I had my own room, the outer bed room, with a cozy bed, a couch and a desert cooler. I remember my grandfather never installed any curtains on the windows because he believed that we always needed the sunlight streaming in. And he had installed these nets in all windows and even the skylights, because he hated bugs and mosquitoes. And he had blocked all drain outlets to keep rodents out. Let’s just say my grandfather wasn’t a fan of pests in general. It was almost like a neurosis. It was an old people house and frankly, I wasn’t all that wild so it stayed more or less the same through the years. There were changes, of course. Like my grandfather has these two wooden cupboards filled with books. I added a new shelf for my book collection. I painted the wall of my room and put up posters of Phantom, the ghost who walks. 

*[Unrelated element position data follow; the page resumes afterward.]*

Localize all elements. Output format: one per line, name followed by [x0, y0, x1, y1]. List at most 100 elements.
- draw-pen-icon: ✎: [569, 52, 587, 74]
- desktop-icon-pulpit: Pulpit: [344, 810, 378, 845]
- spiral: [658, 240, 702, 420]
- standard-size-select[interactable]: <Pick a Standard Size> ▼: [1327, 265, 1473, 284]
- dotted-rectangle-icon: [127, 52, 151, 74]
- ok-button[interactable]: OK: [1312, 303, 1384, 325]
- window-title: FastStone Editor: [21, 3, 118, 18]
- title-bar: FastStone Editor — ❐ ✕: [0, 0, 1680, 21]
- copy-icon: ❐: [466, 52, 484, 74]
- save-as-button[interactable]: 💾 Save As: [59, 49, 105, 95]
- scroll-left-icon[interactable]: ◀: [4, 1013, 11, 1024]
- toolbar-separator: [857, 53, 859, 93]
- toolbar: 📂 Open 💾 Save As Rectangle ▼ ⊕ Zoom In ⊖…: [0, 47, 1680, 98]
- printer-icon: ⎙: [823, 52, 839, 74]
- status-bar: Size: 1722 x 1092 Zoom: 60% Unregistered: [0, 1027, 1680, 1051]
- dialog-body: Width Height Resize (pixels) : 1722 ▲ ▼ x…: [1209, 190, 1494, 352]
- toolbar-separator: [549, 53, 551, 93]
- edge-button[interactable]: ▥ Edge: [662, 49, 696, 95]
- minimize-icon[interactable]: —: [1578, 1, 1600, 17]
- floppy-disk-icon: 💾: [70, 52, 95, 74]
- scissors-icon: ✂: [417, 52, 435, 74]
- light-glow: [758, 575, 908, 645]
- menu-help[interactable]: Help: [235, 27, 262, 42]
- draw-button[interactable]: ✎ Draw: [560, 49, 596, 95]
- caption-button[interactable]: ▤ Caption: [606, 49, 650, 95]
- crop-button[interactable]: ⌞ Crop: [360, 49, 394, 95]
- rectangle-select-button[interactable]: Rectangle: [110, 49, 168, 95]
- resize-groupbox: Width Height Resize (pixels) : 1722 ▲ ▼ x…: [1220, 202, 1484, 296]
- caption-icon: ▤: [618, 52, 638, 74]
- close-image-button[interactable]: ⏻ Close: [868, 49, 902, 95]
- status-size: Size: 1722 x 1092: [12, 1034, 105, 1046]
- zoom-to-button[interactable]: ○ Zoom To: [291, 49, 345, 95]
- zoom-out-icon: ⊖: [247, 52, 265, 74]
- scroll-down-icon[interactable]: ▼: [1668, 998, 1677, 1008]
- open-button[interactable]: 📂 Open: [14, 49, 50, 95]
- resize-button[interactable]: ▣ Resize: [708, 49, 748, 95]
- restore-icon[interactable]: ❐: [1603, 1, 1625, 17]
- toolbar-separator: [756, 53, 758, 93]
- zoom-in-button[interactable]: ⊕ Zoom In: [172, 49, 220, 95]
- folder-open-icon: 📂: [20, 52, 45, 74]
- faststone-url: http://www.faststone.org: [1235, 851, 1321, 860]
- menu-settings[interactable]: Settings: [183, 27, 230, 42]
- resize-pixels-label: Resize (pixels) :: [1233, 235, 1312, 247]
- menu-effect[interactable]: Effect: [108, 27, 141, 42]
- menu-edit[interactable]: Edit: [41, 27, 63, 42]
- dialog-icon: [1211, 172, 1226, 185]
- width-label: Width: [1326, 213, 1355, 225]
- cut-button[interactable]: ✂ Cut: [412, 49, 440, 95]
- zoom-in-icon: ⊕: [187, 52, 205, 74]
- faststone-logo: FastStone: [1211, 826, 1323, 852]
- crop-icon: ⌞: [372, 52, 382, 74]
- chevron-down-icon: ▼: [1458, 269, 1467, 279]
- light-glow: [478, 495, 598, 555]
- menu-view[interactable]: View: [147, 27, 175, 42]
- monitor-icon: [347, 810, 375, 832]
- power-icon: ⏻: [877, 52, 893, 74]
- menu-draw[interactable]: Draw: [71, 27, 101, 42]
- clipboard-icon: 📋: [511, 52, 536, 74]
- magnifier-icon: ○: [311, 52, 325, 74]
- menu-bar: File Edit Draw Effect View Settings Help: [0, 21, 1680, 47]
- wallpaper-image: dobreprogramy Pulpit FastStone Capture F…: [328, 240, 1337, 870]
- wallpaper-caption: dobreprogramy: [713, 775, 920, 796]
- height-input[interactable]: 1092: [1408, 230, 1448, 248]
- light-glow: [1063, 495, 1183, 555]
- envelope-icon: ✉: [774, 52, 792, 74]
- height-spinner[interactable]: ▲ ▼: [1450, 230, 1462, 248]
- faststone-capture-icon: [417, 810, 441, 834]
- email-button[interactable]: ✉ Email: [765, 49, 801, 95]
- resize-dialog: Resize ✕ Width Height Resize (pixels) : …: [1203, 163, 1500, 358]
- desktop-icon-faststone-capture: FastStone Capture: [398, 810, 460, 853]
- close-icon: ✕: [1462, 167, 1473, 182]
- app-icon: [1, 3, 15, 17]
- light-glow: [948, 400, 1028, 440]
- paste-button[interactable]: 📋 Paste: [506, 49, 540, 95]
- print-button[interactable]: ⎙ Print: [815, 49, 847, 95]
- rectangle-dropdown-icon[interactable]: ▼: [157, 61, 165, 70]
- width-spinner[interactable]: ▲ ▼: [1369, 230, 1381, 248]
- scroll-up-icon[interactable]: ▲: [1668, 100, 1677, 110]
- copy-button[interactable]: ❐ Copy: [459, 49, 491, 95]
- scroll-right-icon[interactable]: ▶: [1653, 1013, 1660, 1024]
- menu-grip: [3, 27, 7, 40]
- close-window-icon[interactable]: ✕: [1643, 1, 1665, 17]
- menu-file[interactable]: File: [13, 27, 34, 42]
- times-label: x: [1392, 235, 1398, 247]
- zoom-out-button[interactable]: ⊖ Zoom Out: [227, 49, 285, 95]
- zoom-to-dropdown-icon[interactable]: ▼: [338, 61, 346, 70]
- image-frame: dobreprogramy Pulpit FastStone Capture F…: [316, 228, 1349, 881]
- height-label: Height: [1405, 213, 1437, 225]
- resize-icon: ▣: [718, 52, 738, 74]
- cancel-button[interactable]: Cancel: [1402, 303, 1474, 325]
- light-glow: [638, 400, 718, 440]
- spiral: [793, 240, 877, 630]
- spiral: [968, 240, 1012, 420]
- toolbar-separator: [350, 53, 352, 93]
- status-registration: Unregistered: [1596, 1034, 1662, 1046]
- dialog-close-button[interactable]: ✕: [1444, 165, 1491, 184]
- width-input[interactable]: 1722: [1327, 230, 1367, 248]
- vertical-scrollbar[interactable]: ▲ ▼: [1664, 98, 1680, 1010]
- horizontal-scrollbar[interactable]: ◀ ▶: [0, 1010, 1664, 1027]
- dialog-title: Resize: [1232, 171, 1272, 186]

Over the years, the house saw a lot. It saw me sneaking my girlfriends in, it saw my fights with my grandma about the girl I was seeing, it saw me grow up, it saw me finding a couple of sexy magazines among my father’s stuff and it saw me hiding them in the terrace for future entertainment purposes. It saw ups and downs but didn’t change much through the years, that is until I left it in 2007 to pursue higher studies. After that, my grandfather went nuts with the interiors. He’d go on to install things which my grandmother was too old to actually use, like that electric chimney he installed in the kitchen which my grandma never remembered to switch on and eventually gathered oil residue like the walls. Or the air conditioner in their bedroom which my grandmother was too scared to switch on because of the fear of big electricity bills, and whenever she did switch it on, she’d end up switching it off because the room got too cold.

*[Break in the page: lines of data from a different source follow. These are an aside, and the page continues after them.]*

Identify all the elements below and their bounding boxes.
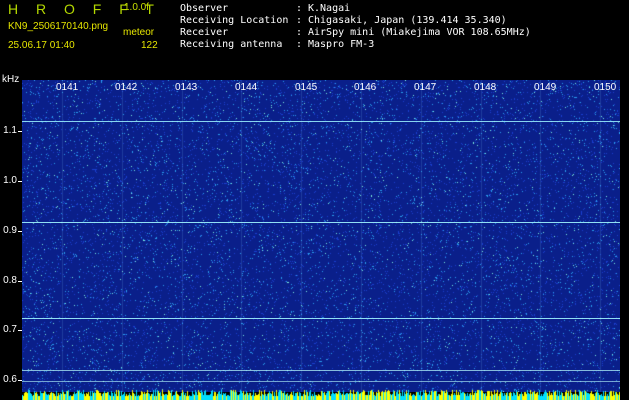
app-version: 1.0.0f	[124, 2, 150, 13]
spectrogram-waterfall	[22, 80, 620, 392]
capture-datetime: 25.06.17 01:40	[8, 40, 75, 51]
y-tick-label: 0.8	[3, 275, 17, 286]
time-label: 0147	[414, 82, 437, 93]
receiver-value: AirSpy mini (Miakejima VOR 108.65MHz)	[308, 27, 531, 38]
time-label: 0142	[115, 82, 138, 93]
carrier-line	[22, 222, 620, 223]
receiver-separator: :	[296, 27, 303, 38]
detection-mode: meteor	[123, 27, 155, 38]
waterfall-canvas	[22, 80, 620, 392]
carrier-line	[22, 121, 620, 122]
y-axis-unit: kHz	[2, 74, 20, 85]
time-label: 0144	[235, 82, 258, 93]
time-label: 0141	[56, 82, 79, 93]
y-tick-label: 0.9	[3, 225, 17, 236]
time-label: 0150	[594, 82, 617, 93]
y-tick-label: 0.6	[3, 374, 17, 385]
receiver-label: Receiver	[180, 27, 229, 38]
detection-count: 122	[141, 40, 158, 51]
location-value: Chigasaki, Japan (139.414 35.340)	[308, 15, 507, 26]
observer-value: K.Nagai	[308, 3, 351, 14]
y-tick-label: 1.0	[3, 175, 17, 186]
location-separator: :	[296, 15, 303, 26]
file-name: KN9_2506170140.png	[8, 21, 109, 32]
time-label: 0148	[474, 82, 497, 93]
time-label: 0143	[175, 82, 198, 93]
signal-level-bar	[22, 389, 620, 400]
antenna-value: Maspro FM-3	[308, 39, 375, 50]
time-label: 0149	[534, 82, 557, 93]
antenna-label: Receiving antenna	[180, 39, 283, 50]
observer-separator: :	[296, 3, 303, 14]
y-tick-label: 0.7	[3, 324, 17, 335]
antenna-separator: :	[296, 39, 303, 50]
time-label: 0145	[295, 82, 318, 93]
carrier-line	[22, 381, 620, 382]
location-label: Receiving Location	[180, 15, 289, 26]
time-label: 0146	[354, 82, 377, 93]
y-tick-label: 1.1	[3, 125, 17, 136]
carrier-line	[22, 370, 620, 371]
observer-label: Observer	[180, 3, 229, 14]
carrier-line	[22, 318, 620, 319]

Then in 2013, my grandfather fell ill and succumbed to his illness. It was one of those things that change the landscape of a family. I got mature overnight, being forced to fend for myself. (I was already working but still felt dependent on my folks but Dadaji’s death kind of shoved me on my feet.) But I never lived at the house, so it was open to the whims and fancies of my uncle and grandma who lived there. They changed the house as and how they saw fit. Every time I’d visit, the house would be a little different from before, be it new paint, installation of new gadgets in the house or the whole new purpose of the ground floor, which my uncle made his work space, using it to teach Spoken English to the neighbor kids.

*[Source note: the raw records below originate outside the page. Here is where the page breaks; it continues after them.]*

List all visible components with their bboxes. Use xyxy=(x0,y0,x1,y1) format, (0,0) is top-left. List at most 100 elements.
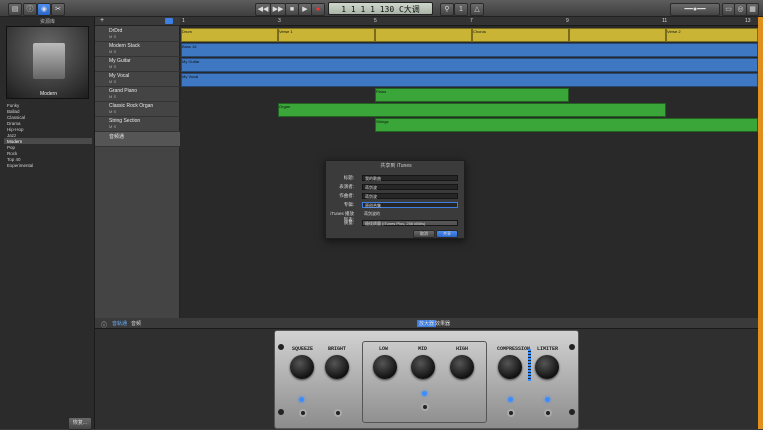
quality-select[interactable]: 极佳质量 (iTunes Plus, 256 kBit/s) xyxy=(362,220,458,226)
audio-region-guitar[interactable]: My Guitar xyxy=(181,58,758,72)
track-mute-solo[interactable]: M S xyxy=(109,64,116,69)
midi-region-strings[interactable]: Strings xyxy=(375,118,758,132)
artist-field[interactable]: 蒋剑波 xyxy=(362,184,458,190)
tab-amp[interactable]: 放大器 xyxy=(417,320,437,327)
library-header: 资源库 xyxy=(39,19,55,25)
cancel-button[interactable]: 取消 xyxy=(413,230,435,238)
ruler-mark: 5 xyxy=(374,18,377,24)
list-item[interactable]: Experimental xyxy=(7,163,33,168)
share-button[interactable]: 共享 xyxy=(436,230,458,238)
ruler-mark: 9 xyxy=(566,18,569,24)
rewind-icon[interactable]: ◀◀ xyxy=(255,3,271,16)
track-header-selected[interactable]: 音频通 xyxy=(95,132,180,147)
list-item[interactable]: Hip-Hop xyxy=(7,127,24,132)
smart-controls-bar: ⓘ 音轨通 音频 放大器 效果器 xyxy=(95,318,758,329)
editors-icon[interactable]: ✂ xyxy=(51,3,65,16)
list-item[interactable]: Classical xyxy=(7,115,25,120)
led-indicator xyxy=(508,397,513,402)
track-mute-solo[interactable]: M S xyxy=(109,94,116,99)
midi-region-piano[interactable]: Piano xyxy=(375,88,569,102)
ruler-mark: 3 xyxy=(278,18,281,24)
smart-controls-icon[interactable]: ◉ xyxy=(37,3,51,16)
audio-region-vocal[interactable]: My Vocal xyxy=(181,73,758,87)
track-headers: + DrDrd M S Modern Stack M S My Guitar M S … xyxy=(95,17,180,318)
track-header[interactable]: My Guitar M S xyxy=(95,57,180,72)
tab-audio[interactable]: 音频 xyxy=(131,320,141,327)
ruler-mark: 1 xyxy=(182,18,185,24)
info-icon[interactable]: ⓘ xyxy=(23,3,37,16)
title-field[interactable]: 我的歌曲 xyxy=(362,175,458,181)
drummer-region[interactable] xyxy=(569,28,666,42)
toggle-switch[interactable] xyxy=(507,409,515,417)
screw-icon xyxy=(569,409,575,415)
amp-stack-image xyxy=(33,43,65,79)
track-header[interactable]: String Section M S xyxy=(95,117,180,132)
knob-label: MID xyxy=(418,346,428,352)
master-volume-slider[interactable]: ━━●━━ xyxy=(670,3,720,16)
restore-button[interactable]: 恢复... xyxy=(68,417,92,430)
toggle-switch[interactable] xyxy=(334,409,342,417)
knob-label: HIGH xyxy=(456,346,469,352)
toggle-switch[interactable] xyxy=(544,409,552,417)
drummer-region[interactable]: Verse 2 xyxy=(666,28,758,42)
mid-knob[interactable] xyxy=(411,355,435,379)
list-item[interactable]: Ballad xyxy=(7,109,20,114)
track-mute-solo[interactable]: M S xyxy=(109,34,116,39)
record-icon[interactable]: ● xyxy=(311,3,325,16)
metronome-icon[interactable]: △ xyxy=(470,3,484,16)
stop-icon[interactable]: ■ xyxy=(285,3,299,16)
ruler-mark: 11 xyxy=(662,18,668,24)
list-item-selected[interactable]: Modern xyxy=(7,139,22,144)
media-browser-icon[interactable]: ▦ xyxy=(746,3,759,16)
track-mute-solo[interactable]: M S xyxy=(109,79,116,84)
lcd-display[interactable]: 1 1 1 1 130 C大调 xyxy=(328,2,433,15)
drummer-region[interactable] xyxy=(375,28,472,42)
toggle-switch[interactable] xyxy=(421,403,429,411)
filter-icon[interactable] xyxy=(165,18,173,24)
list-item[interactable]: Funky xyxy=(7,103,19,108)
knob-label: LOW xyxy=(379,346,389,352)
play-icon[interactable]: ▶ xyxy=(298,3,312,16)
share-dialog: 共享到 iTunes 标题: 我的歌曲 表演者: 蒋剑波 作曲者: 蒋剑波 专辑… xyxy=(325,160,465,239)
bright-knob[interactable] xyxy=(325,355,349,379)
library-icon[interactable]: ▤ xyxy=(8,3,22,16)
tab-effects[interactable]: 效果器 xyxy=(435,320,450,327)
track-mute-solo[interactable]: M S xyxy=(109,109,116,114)
list-item[interactable]: Pop xyxy=(7,145,15,150)
knob-label: BRIGHT xyxy=(328,346,347,352)
track-header[interactable]: Classic Rock Organ M S xyxy=(95,102,180,117)
track-header[interactable]: Grand Piano M S xyxy=(95,87,180,102)
knob-label: COMPRESSION xyxy=(497,346,531,352)
quality-label: 质量: xyxy=(343,220,354,225)
toggle-switch[interactable] xyxy=(299,409,307,417)
album-field[interactable]: 原创合集 xyxy=(362,202,458,208)
limiter-knob[interactable] xyxy=(535,355,559,379)
track-mute-solo[interactable]: M S xyxy=(109,124,116,129)
high-knob[interactable] xyxy=(450,355,474,379)
info-icon[interactable]: ⓘ xyxy=(101,320,107,329)
playlist-value: 蒋剑波的 xyxy=(364,211,380,216)
knob-label: LIMITER xyxy=(537,346,559,352)
audio-region-bass[interactable]: Bass 16 xyxy=(181,43,758,57)
squeeze-knob[interactable] xyxy=(290,355,314,379)
drummer-region[interactable]: Verse 1 xyxy=(278,28,375,42)
drummer-region[interactable]: Chorus xyxy=(472,28,569,42)
composer-field[interactable]: 蒋剑波 xyxy=(362,193,458,199)
track-header[interactable]: DrDrd M S xyxy=(95,27,180,42)
midi-region-organ[interactable]: Organ xyxy=(278,103,666,117)
compression-knob[interactable] xyxy=(498,355,522,379)
forward-icon[interactable]: ▶▶ xyxy=(270,3,286,16)
list-item[interactable]: Drama xyxy=(7,121,21,126)
ruler[interactable]: 1 3 5 7 9 11 13 xyxy=(180,17,758,26)
track-header[interactable]: Modern Stack M S xyxy=(95,42,180,57)
add-track-icon[interactable]: + xyxy=(100,17,104,24)
list-item[interactable]: Top 40 xyxy=(7,157,21,162)
list-item[interactable]: Rock xyxy=(7,151,17,156)
drummer-region[interactable]: Drum xyxy=(181,28,278,42)
track-header[interactable]: My Vocal M S xyxy=(95,72,180,87)
low-knob[interactable] xyxy=(373,355,397,379)
tab-track[interactable]: 音轨通 xyxy=(112,320,127,327)
count-in-icon[interactable]: 1 xyxy=(454,3,468,16)
tuner-icon[interactable]: ⚲ xyxy=(440,3,454,16)
track-mute-solo[interactable]: M S xyxy=(109,49,116,54)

Over the next few years, a lot of things happened. It can all be summarized in three words – disease, death and change. My mother-in-law, who took care of both my uncle and my grandmother in their last days, did a lot of remodeling of the house to make it more convenient, adding an outhouse where a family lives and helps her with the day to day upkeep of the house. Over time, I started feeling disconnected from the house, for no particular reason.

I visited the house recently and was wondering how different it is now from my childhood. I reflected back on the last few years where I’d stopped thinking of this house as my own. In the last few years, I’d visit but like a guest. I’d eat out and avoid spending too much time in the house, which really felt like a stranger. But this time round, it again felt like my house, even though almost everyone who made it my home are gone now. My mother-in-law has decorated this wall in the outer room with pictures of my grandparents, my father and uncle and me. This is strangely ironic because my folks would never put up pictures of themselves and yet, this wall is the only reminder of them having lived here. Of course, there’s my memories too.

It was a strange realization I hit this time round – that this house, however different it might be from before, is still my house, the house of my people. A lot of people have been advising me to sell the house off and buy something in Jaipur or Delhi where I’ve been working, but I know that I will never sell this house, it is all that’s left of my family.